Liv: It seemed like there were quite a few issues for some racers, between crashes and mechanicals. How did you manage to keep things consistent throughout the day on Sunday?

Rae: Actually, I didn’t! Everyone had mishaps and the majority of people crashed. It was just the conditions. I went off course a couple of times but managed to stay on my bike and not lose a lot of time. After the pro stage, I was a bit more familiar with what the conditions were going to be like and just tried to ride the best I could. I tried to race smart in the slippery stuff by entering slower and making sure I was on a good line, then I let off the brakes over all the roots and rocks.

Rae Morrison in Sugarbush

Liv: The times were tight going into the final stage. Do you look at the results as you are racing?  

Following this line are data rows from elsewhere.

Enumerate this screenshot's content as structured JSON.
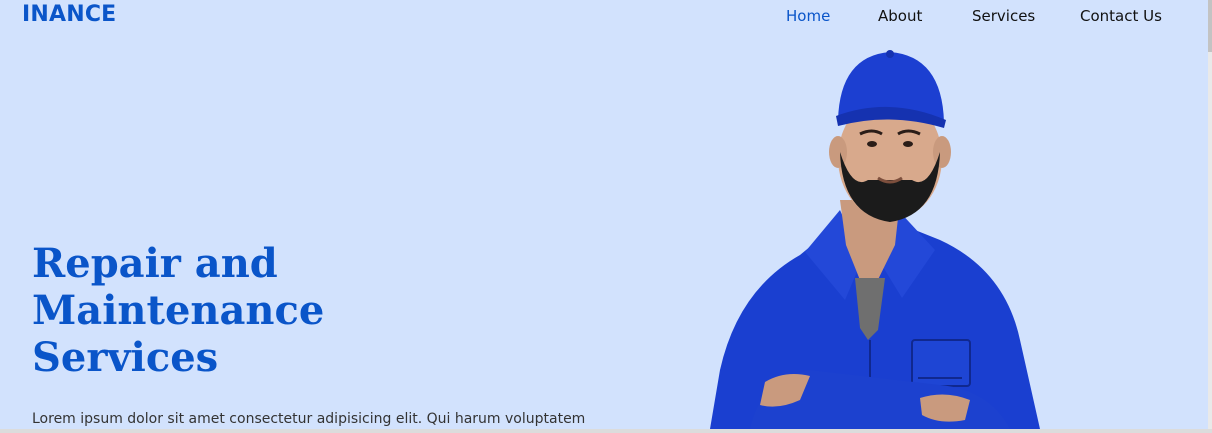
{
  "header": {
    "brand": "INANCE",
    "nav": [
      {
        "label": "Home",
        "active": true
      },
      {
        "label": "About",
        "active": false
      },
      {
        "label": "Services",
        "active": false
      },
      {
        "label": "Contact Us",
        "active": false
      }
    ]
  },
  "hero": {
    "title_lines": [
      "Repair and",
      "Maintenance",
      "Services"
    ],
    "description": "Lorem ipsum dolor sit amet consectetur adipisicing elit. Qui harum voluptatem",
    "image": "mechanic-in-blue-overalls-photo"
  },
  "colors": {
    "background": "#d2e2fd",
    "accent": "#0a55c9",
    "text": "#111111"
  }
}
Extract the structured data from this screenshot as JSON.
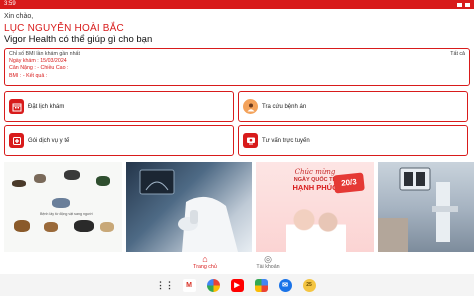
{
  "statusbar": {
    "time": "3:59"
  },
  "greeting": {
    "hello": "Xin chào,",
    "name": "LỤC NGUYỄN HOÀI BẮC",
    "tagline": "Vigor Health có thể giúp gì cho bạn"
  },
  "bmi_card": {
    "title": "Chỉ số BMI lần khám gần nhất",
    "see_all": "Tất cả",
    "exam_date": "Ngày khám : 15/03/2024",
    "weight_height": "Cân Nặng : - Chiều Cao :",
    "bmi_result": "BMI : - Kết quả :"
  },
  "features": [
    {
      "label": "Đặt lịch khám",
      "icon": "calendar-icon"
    },
    {
      "label": "Tra cứu bệnh án",
      "icon": "patient-record-icon"
    },
    {
      "label": "Gói dịch vụ y tế",
      "icon": "medical-package-icon"
    },
    {
      "label": "Tư vấn trực tuyến",
      "icon": "online-consult-icon"
    }
  ],
  "banners": {
    "b1_captions": [
      "Bệnh lây từ động vật sang người"
    ],
    "b3_title": "Chúc mừng",
    "b3_subtitle": "NGÀY QUỐC TẾ",
    "b3_headline": "HẠNH PHÚC",
    "b3_date": "20/3"
  },
  "bottom_nav": [
    {
      "label": "Trang chủ",
      "icon": "home-icon",
      "active": true
    },
    {
      "label": "Tài khoản",
      "icon": "account-icon",
      "active": false
    }
  ],
  "colors": {
    "brand": "#d81b1b"
  }
}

Rae: I knew I was around 5th/6th place and I knew it was super tight, but I didn’t know specifics. Jesse was relaying info to me, so I knew the level of risk I should take. He told me things like, “Keep doing what you’re doing” and he let me know it was doing well, but it was tight going into the last two stages. For the first three stages, I was riding smart and trying to ride clean to limit crashes. For the last two stages, the trails had dried a bit and I needed to make up time, so I pushed and took a lot of risks to finish strong.

Liv: With a 9th in Whistler, 8th in Burke, and 6th in Sugarloaf, how are you feeling about this North American block of racing going into the final races of the season?  

Rae: I’m stoked on the results. I rode hard this weekend. The times were tight, and everyone was struggling with the conditions, it made for an exciting race. The line between having a good stage or crashing was very thin. After illness, injuries, and mechanicals at the start of the year, I feel like I’m getting stronger and faster as the season goes on, and I’m super excited for the next block of racing!

Liv: What’s in store for you over the next few weeks before EWS Crans-Montana?

Rae: We’re heading to Morzine, France for a couple of weeks. I’ll try and have a bit of downtime for a couple of days and watch the World Championships in Les Gets. Then, just lots of bike park laps and riding until the last two races of the season!


All photos by Sven Martin Photography.